Dores lombares

Segundo dados da literatura específica, 90% da população mundial se queixará de dores lombares pelo menos em uma época da vida. É uma das maiores causas de afastamento das atividades laborais e gastos governamentais. Essas dores poderão se tornar crônicas, o que aumenta a incapacidade de realizar tarefas simples do dia a dia, podendo levar a casos de depressão associados com ansiedade.

Na maioria das vezes, o diagnóstico de uma lombalgia não é bem especificado por um profissional, o que torna o diagnóstico mais complicado e o tratamento ineficaz. Várias vezes quando procuramos um profissional para relatar dores na coluna, recebemos o diagnóstico de lombalgia.

O que é lombalgia? Na íntegra, a palavra lombalgia significa dor nas costas na região lombar. Será que a palavra lombalgia é a mais adequada para se formalizar um diagnóstico de lombalgia? Fazendo uma analogia: imagine que se procurássemos um odontologista para falar que estamos com dor de dente e ao final da consulta ao invés de o profissional falar que estamos com cáries, dentes quebrados etc., recebêssemos um diagnóstico de odontalgia. Ou traduzindo para o português incorreto, a palavra dentalgia, que não existe no dicionário português e muito menos na linguagem específica do vocabulário odontológico.

Ou seja, lombalgia não é um diagnóstico. Lombalgia é um sintoma de dor localizado na região lombar. O diagnóstico preciso e detalhado de uma dor lombar requer a necessidade de um bom profissional, tanto de um ortopedista quanto um fisioterapeuta. Embora sejam muito importantes os exames por rádio imagem (radiografias, ressonâncias magnéticas etc.), muitas das vezes tais exames não serão suficientes para mostrar se formular um diagnóstico preciso.

Entre as inúmeras avaliações para se detalhar o diagnóstico, faz-se necessário uma anamnese bem feita, uma avaliação postural, de flexibilidade, da força muscular, de movimentos, da mobilidade articular e da biomecânica geral do corpo humano.

Só os usos de medicamentos como analgésicos, relaxantes musculares e anti-inflamatórios não resolverão o problema, pois os medicamentos só agem nos sintomas (dores e inflamações). Eles não agem nas causas dos problemas de coluna.

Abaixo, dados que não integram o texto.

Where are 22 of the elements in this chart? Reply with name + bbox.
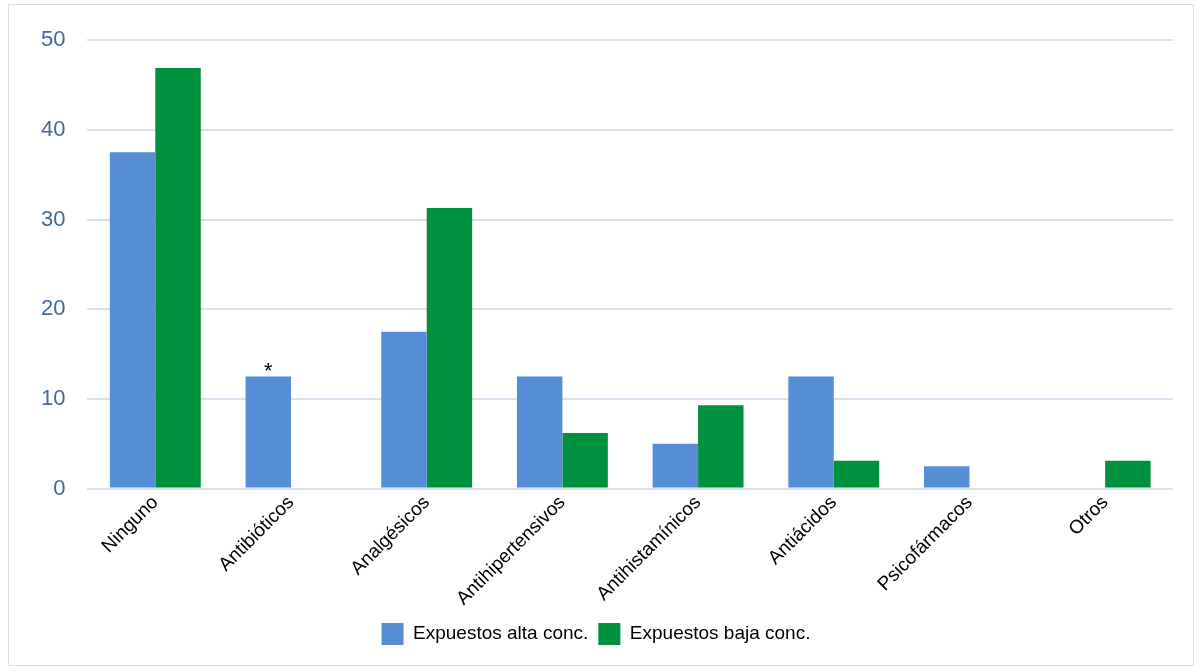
bar: [833, 460, 880, 488]
y-tick-label: 30: [40, 205, 66, 231]
bar: [381, 331, 427, 488]
bar: [788, 376, 834, 488]
annotation: *: [264, 357, 273, 383]
bar: [516, 376, 563, 488]
bar: [698, 405, 744, 488]
bar: [924, 466, 970, 488]
bar: [426, 207, 473, 488]
legend-label: Expuestos baja conc.: [629, 622, 811, 644]
bar: [245, 376, 292, 488]
y-tick-label: 0: [53, 474, 66, 500]
bar: [109, 152, 156, 488]
legend-label: Expuestos alta conc.: [413, 622, 589, 644]
bar: [155, 68, 201, 488]
y-tick-label: 50: [40, 26, 66, 52]
y-tick-label: 20: [40, 295, 66, 321]
bar: [562, 432, 608, 488]
bar: [652, 443, 699, 488]
y-tick-label: 40: [40, 115, 66, 141]
bar: [1105, 460, 1151, 488]
y-tick-label: 10: [40, 384, 66, 410]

Novamente fazendo uma analogia: imagine se estivéssemos com dores de cabeça constantes e, para aliviar essas dores, tomássemos medicamentos. Porém, se as causas dessas dores de cabeça fossem devido a problemas oftalmológicos ou de hipertensão arterial. Estaríamos agindo na resolução do problema de dor de cabeça que pode ser desde uma simples necessidade de usar óculos e controle da pressão arterial ou simplesmente nos sintomas?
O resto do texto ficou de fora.